"The goal is to enable Google users to be able to ask the question such as 'What shall I do tomorrow?' and ‘What job shall I take?’ "With something as outrageous as this, A-List bloggers such as BurningBird and Nicholas Carr hardly need to say anything themselves. They simply post the quote under a suitably provocative headline and get their readers to do the detailed commentary. Nice.
But what Schmidt actually said is clearly false, because Google users have always asked these questions. The problem has always been getting half-decent answers. Possibly Schmidt's real goal is that Google shall attempt to provide answers, or (even better) get some other company to pay for the opportunity. Or that Google shall influence the questions we choose to ask. Or even that we choose to channel every single question in our lives in Google's direction.
But it is interesting that Schmidt expresses his goal in this way, because it illustrates the way Google blurs the boundaries between itself and its users. In his own blog (Google is Me, The Joy of Personalization), someone called Maluke suggests that such blurring is commonplace.
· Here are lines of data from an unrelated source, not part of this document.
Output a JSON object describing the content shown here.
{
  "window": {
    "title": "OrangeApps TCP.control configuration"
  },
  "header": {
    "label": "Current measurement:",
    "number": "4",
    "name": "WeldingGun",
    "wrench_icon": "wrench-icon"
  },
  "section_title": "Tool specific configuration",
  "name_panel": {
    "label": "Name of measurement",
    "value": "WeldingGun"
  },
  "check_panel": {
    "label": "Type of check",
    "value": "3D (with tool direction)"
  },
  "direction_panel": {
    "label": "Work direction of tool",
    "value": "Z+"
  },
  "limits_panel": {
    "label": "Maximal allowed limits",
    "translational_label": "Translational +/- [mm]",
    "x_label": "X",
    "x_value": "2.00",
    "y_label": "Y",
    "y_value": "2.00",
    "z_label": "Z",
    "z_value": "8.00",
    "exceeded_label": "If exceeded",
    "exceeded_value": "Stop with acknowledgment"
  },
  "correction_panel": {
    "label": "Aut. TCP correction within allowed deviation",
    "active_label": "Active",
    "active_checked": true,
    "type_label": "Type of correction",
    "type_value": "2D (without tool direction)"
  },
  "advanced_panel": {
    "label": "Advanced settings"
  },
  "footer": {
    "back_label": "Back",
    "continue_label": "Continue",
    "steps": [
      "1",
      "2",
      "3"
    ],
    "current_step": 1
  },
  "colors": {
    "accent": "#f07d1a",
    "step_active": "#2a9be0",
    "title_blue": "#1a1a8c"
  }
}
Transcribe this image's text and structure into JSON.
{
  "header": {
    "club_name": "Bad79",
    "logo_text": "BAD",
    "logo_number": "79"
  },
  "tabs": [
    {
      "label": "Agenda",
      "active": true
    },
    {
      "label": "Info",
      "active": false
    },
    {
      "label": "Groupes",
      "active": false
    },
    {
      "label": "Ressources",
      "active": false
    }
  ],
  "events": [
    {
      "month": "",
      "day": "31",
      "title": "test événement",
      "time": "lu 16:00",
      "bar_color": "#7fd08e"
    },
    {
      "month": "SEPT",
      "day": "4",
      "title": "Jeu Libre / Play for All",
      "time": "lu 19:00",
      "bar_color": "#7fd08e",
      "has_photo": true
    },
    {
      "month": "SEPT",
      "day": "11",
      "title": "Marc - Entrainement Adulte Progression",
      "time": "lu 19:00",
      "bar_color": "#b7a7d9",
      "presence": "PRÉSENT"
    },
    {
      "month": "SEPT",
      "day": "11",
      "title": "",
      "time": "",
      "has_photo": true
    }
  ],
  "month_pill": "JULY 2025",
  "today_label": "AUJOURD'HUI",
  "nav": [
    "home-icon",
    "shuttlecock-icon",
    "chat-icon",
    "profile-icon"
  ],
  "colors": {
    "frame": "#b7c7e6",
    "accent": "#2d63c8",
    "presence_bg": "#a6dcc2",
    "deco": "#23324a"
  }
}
"It's not specific to Google actually, it’s an instance of a common kind of delusions of grandeur for big software companies, media outlets etc."This relates to an earlier discussion on Google and God from November 2003, where I wrote:
"Many believers say God is not sitting on a cloud somewhere, God is in ourselves, in our hearts. When Google is equated with God, we are supposed to interpret this equation as referencing not the Google software nor the Google company, but the Internet community as a whole - ourselves as Google users. And perhaps we geeks are supposed to be flattered by this."
A few short years later and the public mood about Google has certainly shifted hasn't it?